If those tactics don’t work, and the chord is just wrapped too tightly around the neck and the baby isn’t getting enough blood flow during labor, “time is often of the essence and a C-section will be necessary,” he adds. “Thankfully, again, there are things that can be done to improve blood flow to the baby while preparations are being made for a C-section, including position changes for mom, putting fluid into the uterus (like we mentioned above), as well as medications to stop mom's contractions, which also improve blood flow to baby.”
Sometimes the umbilical cord can be found wrapped around your baby’s neck during an ultrasound. And that’s also nothing to fret about, according to Abdur-Rahman. “It's a fact that the umbilical cord will be found wrapped around the baby's neck on ultrasound from time to time, and while this understandably sounds alarming to most expectant parents, this occurs way more often than you would think and it is usually of no consequence,” he explains. “When you consider the fact that the average umbilical cord is about 20 inches long, it's no surprise that a nuchal cord is present in roughly 35 percent of all pregnancies and deliveries.”

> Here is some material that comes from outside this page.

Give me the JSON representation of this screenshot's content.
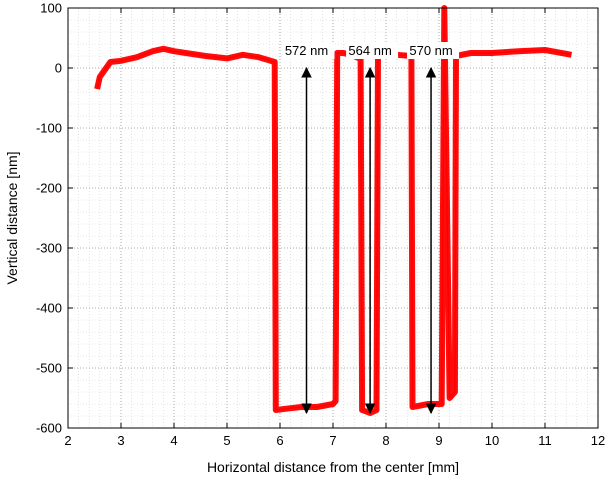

However, not all cords are created equally in terms of size. Does that have to do with the likelihood of the cord wrapping around the baby’s neck? Is there a higher chance of it happening if your baby is super active? Abdur-Rahman says the size doesn’t necessarily have to do with the likelihood of the cord wrapping around the neck, but the activeness of your baby might. “The more active the baby is, the higher the likelihood of it occurring.”
Unfortunately there’s really no way to prevent this from happening, but it’s not always a terrible thing when it does happen. “For those rare babies who exhibit problems during labor because of a nuchal cord, a C-section usually results in a happy and healthy baby,” Abdur-Rahman says. So if you’re told at your ultrasound — or even during labor — that the cord is wrapped around your baby’s neck, try not to fret too much. Everything typically turns out just fine.